Europe is likely to scrape through this winter without cutting off gas customers despite reduced Russian supplies, but even adjusting to colder homes and paying more may not be enough in coming years, analysts say. “I like a hot house, I have to admit... I really used a lot of gas,” said Sofie de Rous, who until this year kept her home on the Belgian coast at a toasty 21 degrees Celsius (70 degrees Fahrenheit). But like millions of other Europeans, the 41-year-old employee at an architectural firm has had to turn down the thermostat after energy prices surged following Russia’s invasion of Ukraine in February. Russia’s progressive reduction of gas supplies to Europe via pipeline triggered a bidding war for liquefied natural gas (LNG), sending prices sharply higher. If certain countries like France and Spain froze prices for consumers, others like Belgium let suppliers more or less pass along the higher costs.
“I was a little panicked in the beginning,” said de Rous, who saw the gas bill to heat her 90-square-metre (970-square-foot) house in Oostduinkerke jump from 120 euros ($126) per month to 330 euros. She has lowered her thermostat to 18 degrees and is looking into installing double-pane windows and a solar panel. Like de Rous, the lack of concern about energy consumption of a whole generation of Europeans ended abruptly in 2022, and everyone is mindful of where their thermostat is set. If previously natural gas was cheap and plentiful, it is now scarce and expensive.
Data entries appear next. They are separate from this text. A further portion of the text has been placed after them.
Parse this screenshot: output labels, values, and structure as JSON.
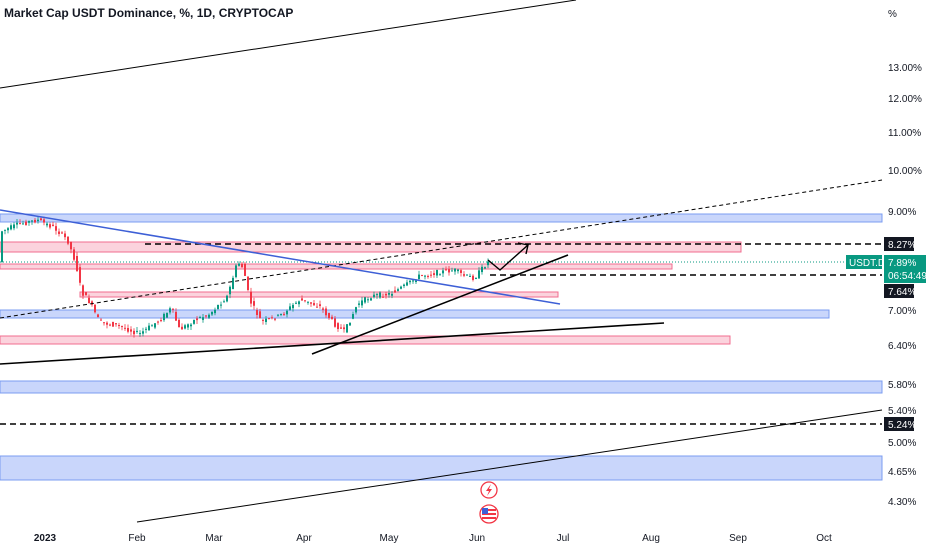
{
  "title": "Market Cap USDT Dominance, %, 1D, CRYPTOCAP",
  "chart_data": {
    "type": "candlestick",
    "title": "Market Cap USDT Dominance, %, 1D, CRYPTOCAP",
    "yunit": "%",
    "yticks": [
      "13.00%",
      "12.00%",
      "11.00%",
      "10.00%",
      "9.00%",
      "7.00%",
      "6.40%",
      "5.80%",
      "5.40%",
      "5.00%",
      "4.65%",
      "4.30%"
    ],
    "xticks": [
      {
        "label": "2023",
        "bold": true
      },
      {
        "label": "Feb",
        "bold": false
      },
      {
        "label": "Mar",
        "bold": false
      },
      {
        "label": "Apr",
        "bold": false
      },
      {
        "label": "May",
        "bold": false
      },
      {
        "label": "Jun",
        "bold": false
      },
      {
        "label": "Jul",
        "bold": false
      },
      {
        "label": "Aug",
        "bold": false
      },
      {
        "label": "Sep",
        "bold": false
      },
      {
        "label": "Oct",
        "bold": false
      }
    ],
    "price_labels": [
      {
        "name": "level-8-27",
        "text": "8.27%",
        "value": 8.27
      },
      {
        "name": "level-7-64",
        "text": "7.64%",
        "value": 7.64
      },
      {
        "name": "level-5-24",
        "text": "5.24%",
        "value": 5.24
      }
    ],
    "current": {
      "symbol": "USDT.D",
      "value": "7.89%",
      "countdown": "06:54:49",
      "color": "#089981"
    },
    "colors": {
      "up": "#089981",
      "down": "#f23645",
      "zone_blue": "#7b9cf0",
      "zone_red": "#f7a7bb",
      "trend_blue": "#3d5fd6"
    }
  },
  "indicators": {
    "flash_icon": "lightning-icon",
    "event_icon": "us-flag-icon"
  }
}
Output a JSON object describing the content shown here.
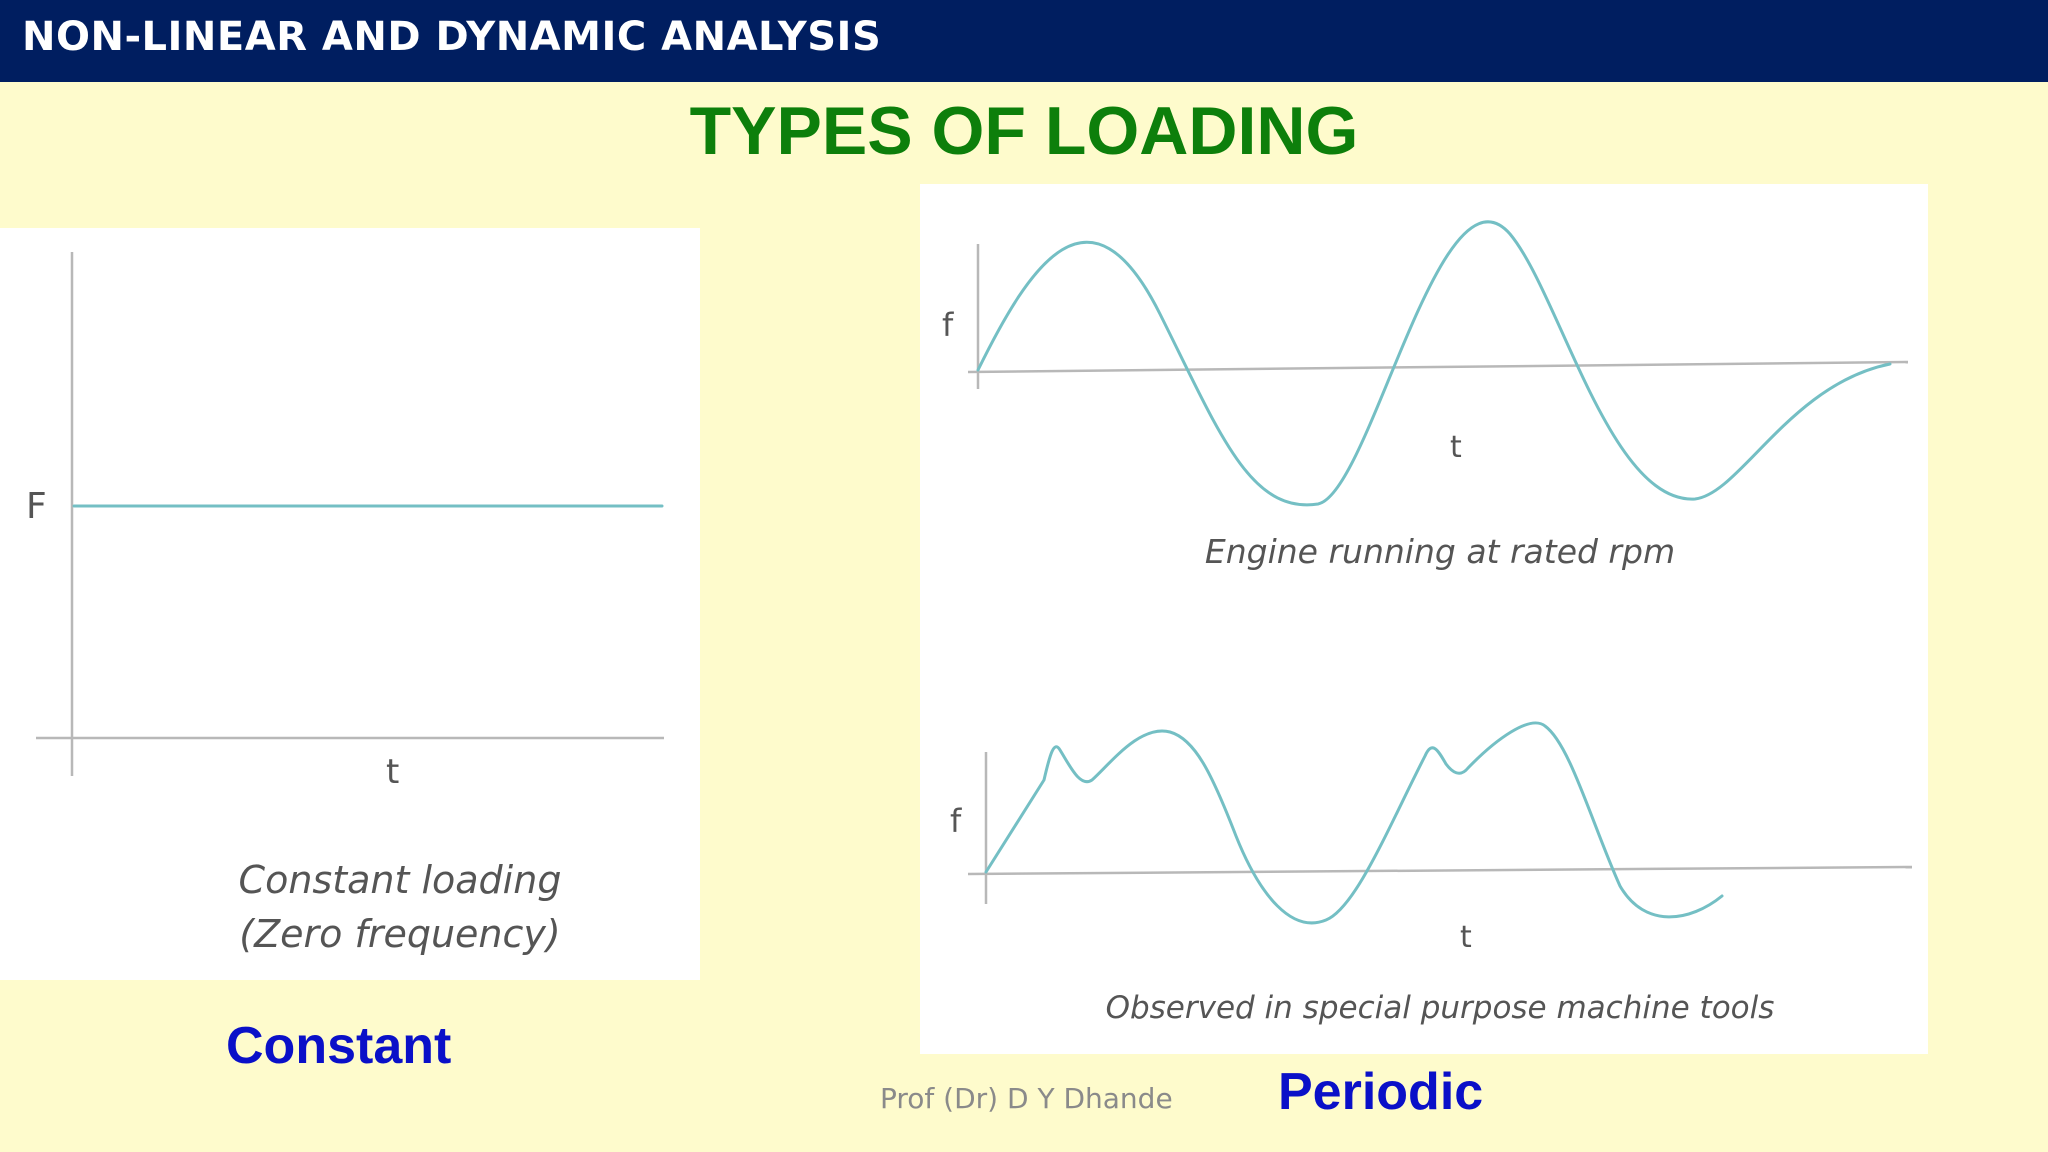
{
  "header": {
    "title": "NON-LINEAR AND DYNAMIC ANALYSIS"
  },
  "slide": {
    "title": "TYPES OF LOADING"
  },
  "constant_diagram": {
    "y_axis_label": "F",
    "x_axis_label": "t",
    "caption_line1": "Constant loading",
    "caption_line2": "(Zero frequency)"
  },
  "engine_diagram": {
    "y_axis_label": "f",
    "x_axis_label": "t",
    "caption": "Engine running at rated rpm"
  },
  "machine_tool_diagram": {
    "y_axis_label": "f",
    "x_axis_label": "t",
    "caption": "Observed in special purpose machine tools"
  },
  "labels": {
    "constant": "Constant",
    "periodic": "Periodic"
  },
  "footer": {
    "author": "Prof (Dr) D Y Dhande"
  },
  "colors": {
    "header_bg": "#001e60",
    "title": "#0d7f0b",
    "section_label": "#0a10c8",
    "curve": "#74bfc4",
    "background": "#fefbcc"
  }
}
The European wholesale reference price used to fluctuate little, hovering around 20 euros per megawatt hour. This year, it shot as high as 300 euros before dropping back to around 100 euros.
“It’s the most chaotic time I’ve witnessed in all of those years,” Graham Freedman, a European gas analyst at energy consultancy Wood Mackenzie, told AFP. Sky-high energy prices have caused numerous factories, particularly in Germany’s chemicals sector which was highly dependent upon cheap Russian gas, to halt operations.
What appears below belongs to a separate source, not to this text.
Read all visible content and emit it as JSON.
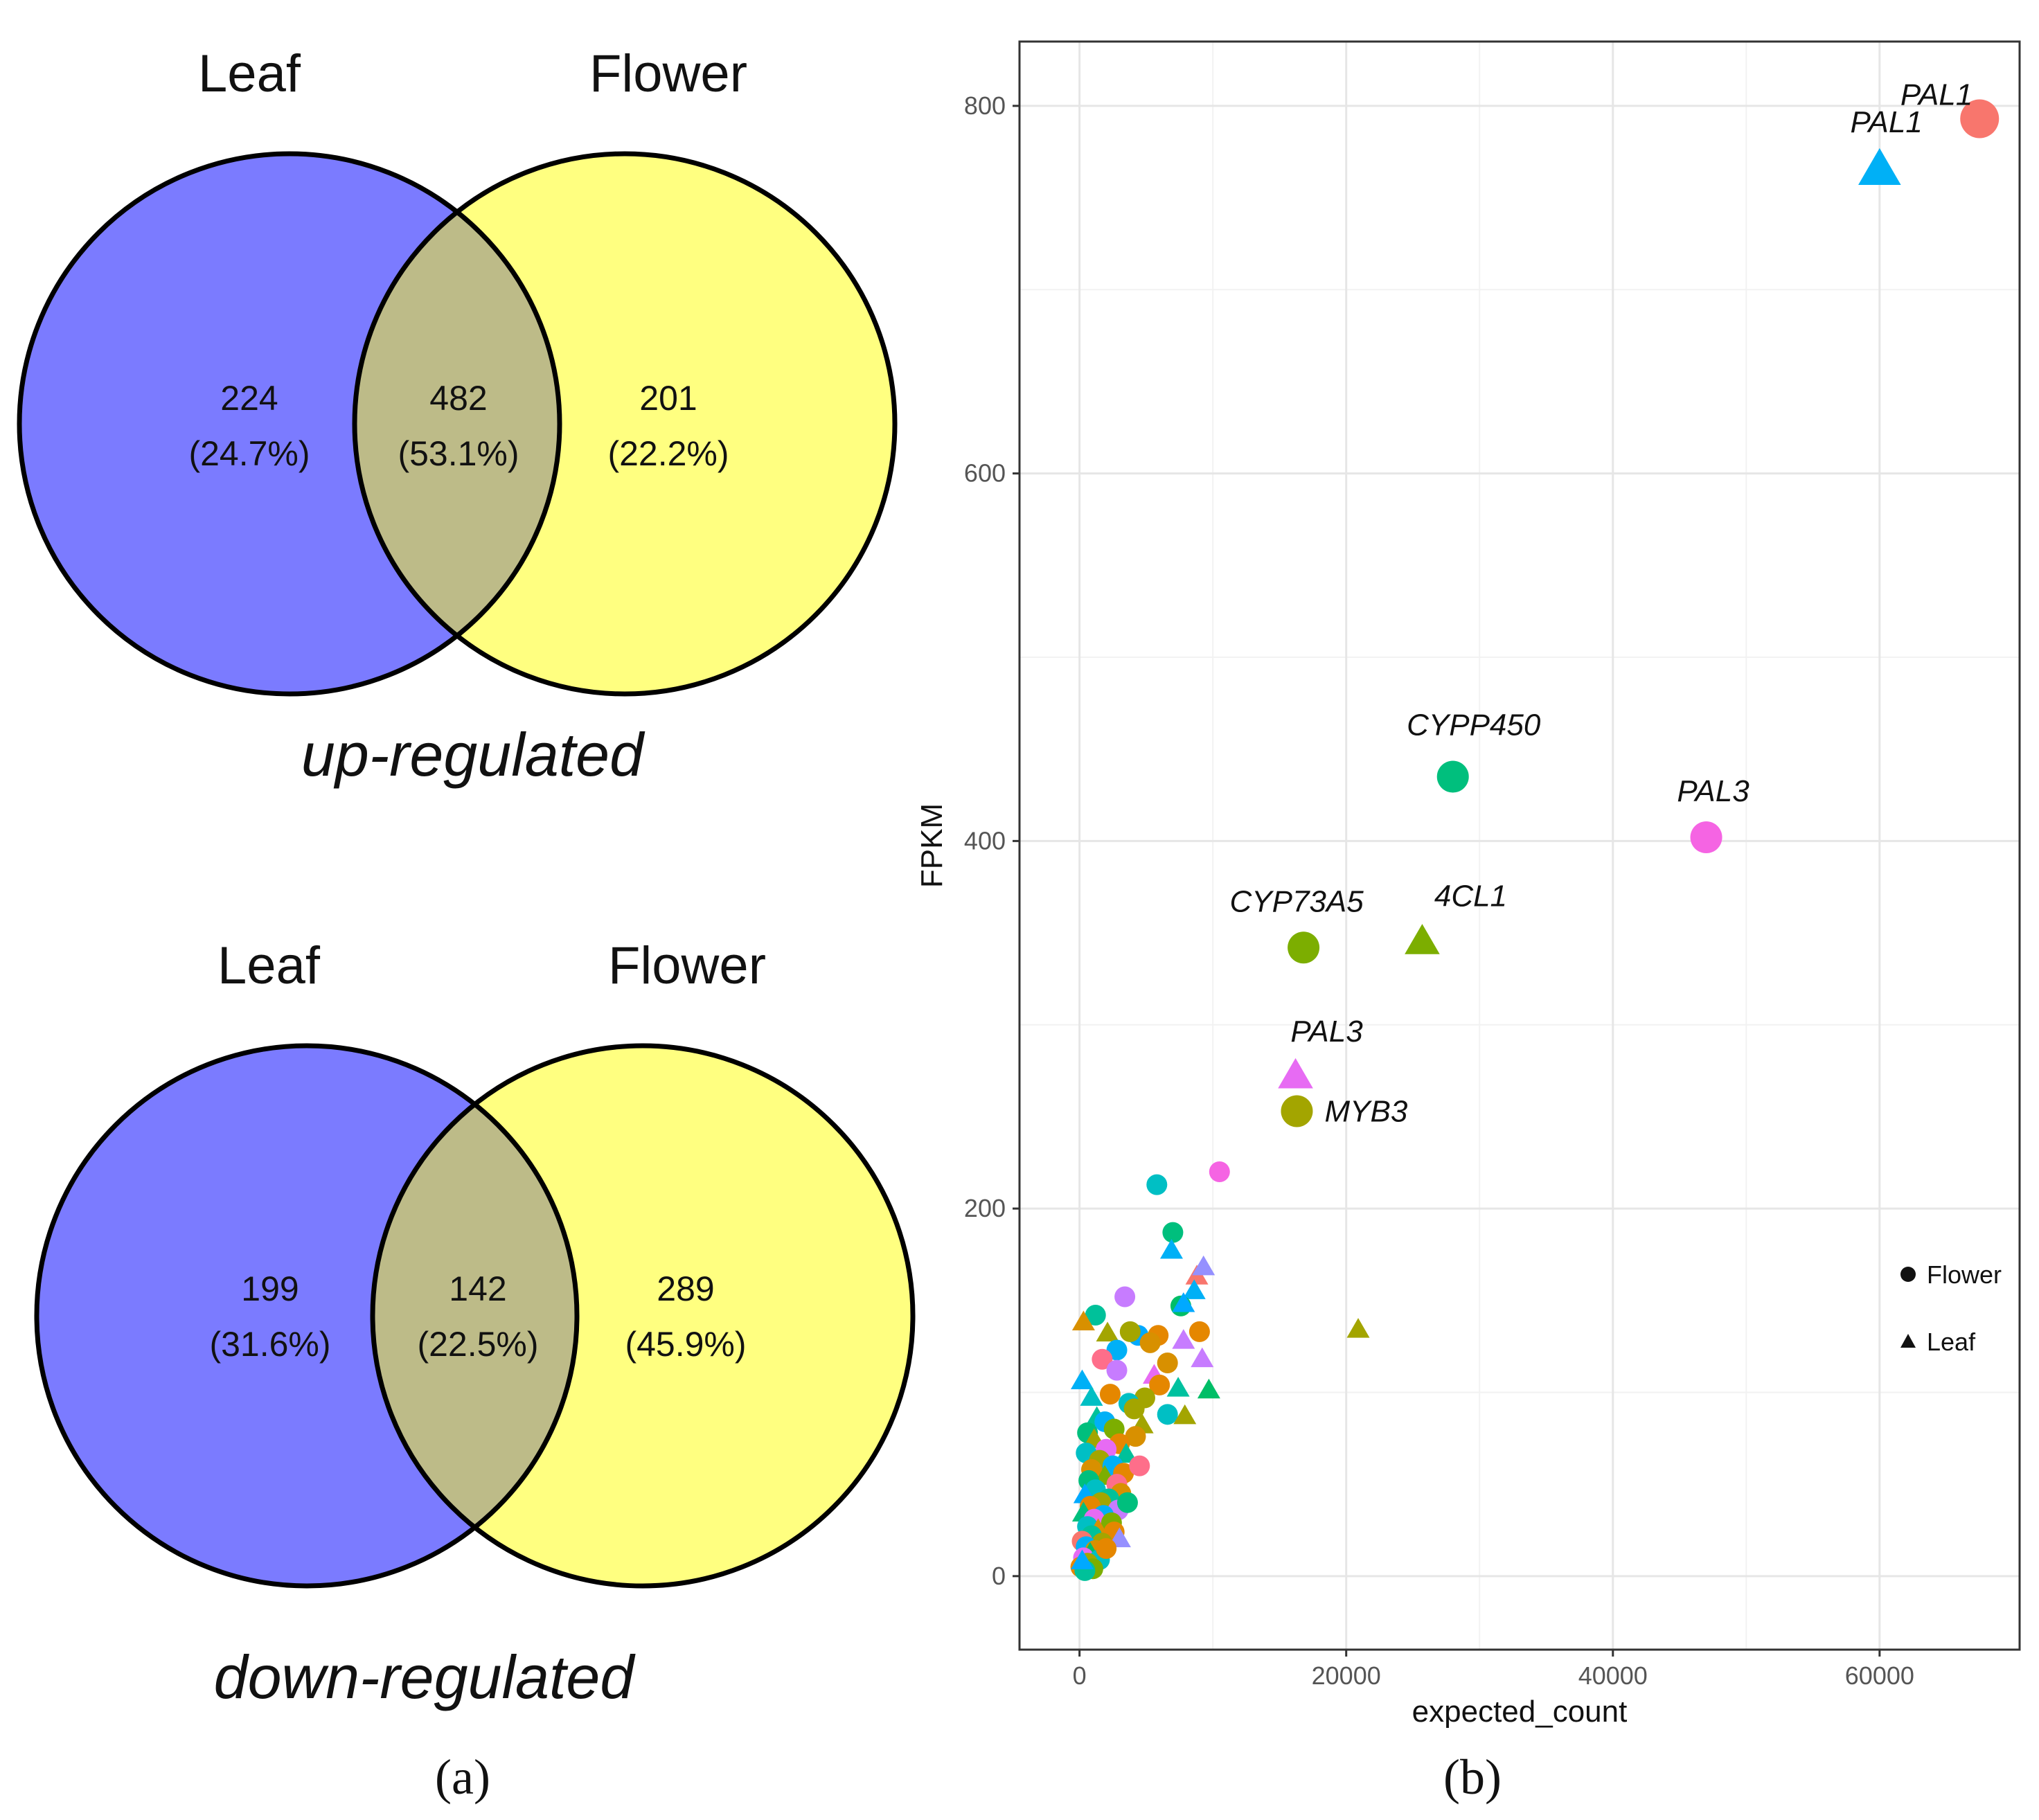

But Europeans nations were able to fill their gas reservoirs and no one has been cut off yet. “Until February, the very idea of Europe without Russian energy was seen as impossible,” said Simone Tagliapietra, a senior fellow at the Bruegel think tank in Brussels. “What was impossible became possible.” A warm autumn that allowed many consumers to put off turning on their heating also helped put Europe in a better position for the winter.
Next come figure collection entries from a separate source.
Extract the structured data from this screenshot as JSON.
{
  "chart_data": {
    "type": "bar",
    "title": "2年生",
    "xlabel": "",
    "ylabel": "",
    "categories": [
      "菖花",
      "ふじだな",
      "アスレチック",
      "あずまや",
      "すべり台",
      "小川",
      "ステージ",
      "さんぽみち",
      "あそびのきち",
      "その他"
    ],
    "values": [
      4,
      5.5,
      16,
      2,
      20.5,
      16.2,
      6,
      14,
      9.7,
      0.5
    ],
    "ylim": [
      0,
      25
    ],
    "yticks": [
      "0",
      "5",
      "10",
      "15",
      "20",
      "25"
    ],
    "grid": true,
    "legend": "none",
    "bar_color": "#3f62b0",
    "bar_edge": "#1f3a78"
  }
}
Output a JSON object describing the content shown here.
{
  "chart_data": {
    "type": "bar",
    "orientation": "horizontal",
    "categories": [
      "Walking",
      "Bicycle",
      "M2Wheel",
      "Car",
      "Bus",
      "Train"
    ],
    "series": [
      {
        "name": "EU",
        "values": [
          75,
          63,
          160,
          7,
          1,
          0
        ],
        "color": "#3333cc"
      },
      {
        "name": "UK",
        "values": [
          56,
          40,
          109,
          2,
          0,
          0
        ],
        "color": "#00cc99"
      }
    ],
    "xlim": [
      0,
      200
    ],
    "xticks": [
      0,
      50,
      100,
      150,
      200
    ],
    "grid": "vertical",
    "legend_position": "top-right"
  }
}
But Europeans have also made dramatic cuts, with the EU using 20 percent less gas between August and November compared with the average gas consumption for the same months in 2017-2021, according to Eurostat. In Germany, where half the households use gas for heat, data shows consumption down by 20 to 35 percent depending on the week. “That’s much more than anyone expected,” said Lion Hirth, a professor of energy policy at the Hertie School in Berlin.
“And that’s completely contradictory to the talk that we’ve been hearing from doomsday talkers saying people just don’t respond.” Energy bills are likely to remain high, and experts say a cap on gas prices agreed by the EU in December will only have a limited impact on bringing them down. In the space of several months Russia has lost its top gas customer, Europe with purchases passing from 191 billion cubic metres in 2019 to 90 billion this year. Wood Mackenzie forecasts deliveries will fall to 38 billion cubic metres next year.
The EU has been able to import large quantities of LNG, but only by outbidding South Asian nations like Pakistan and India. This has pushed these nations to increase their dependence on coal – negatively impacting global efforts to curb climate change. Europe’s ability to import LNG has been limited by a lack of infrastructure. Port terminals capable of transforming the liquid in tankers back into gas and reinjecting it into pipelines are needed. The continent’s top economy, Germany, scrambled to inaugurate its first facility in December, while plans for 26 new terminals have been announced across Europe, according to Global Energy Monitor. And while the construction of more LNG terminals is underway, in 2023, unlike at the beginning of this year, Europe will mostly have to do without Russian gas to fill its reservoirs.
This could set up an even fiercer bidding war between European and Asian nations for supplies.
An EU gas price cap of 180 euros per megawatt hour that is scheduled to go into effect in February will likely have little impact in this case as it will not go into force if LNG prices are also high. “The key factor is most certainly going to be: what is the weather going to be like this winter,” said Laura Page, a gas analyst at commodity data firm Kpler. “If we have a cold winter in Asia, and we have a cold winter in Europe... this fight will intensify.”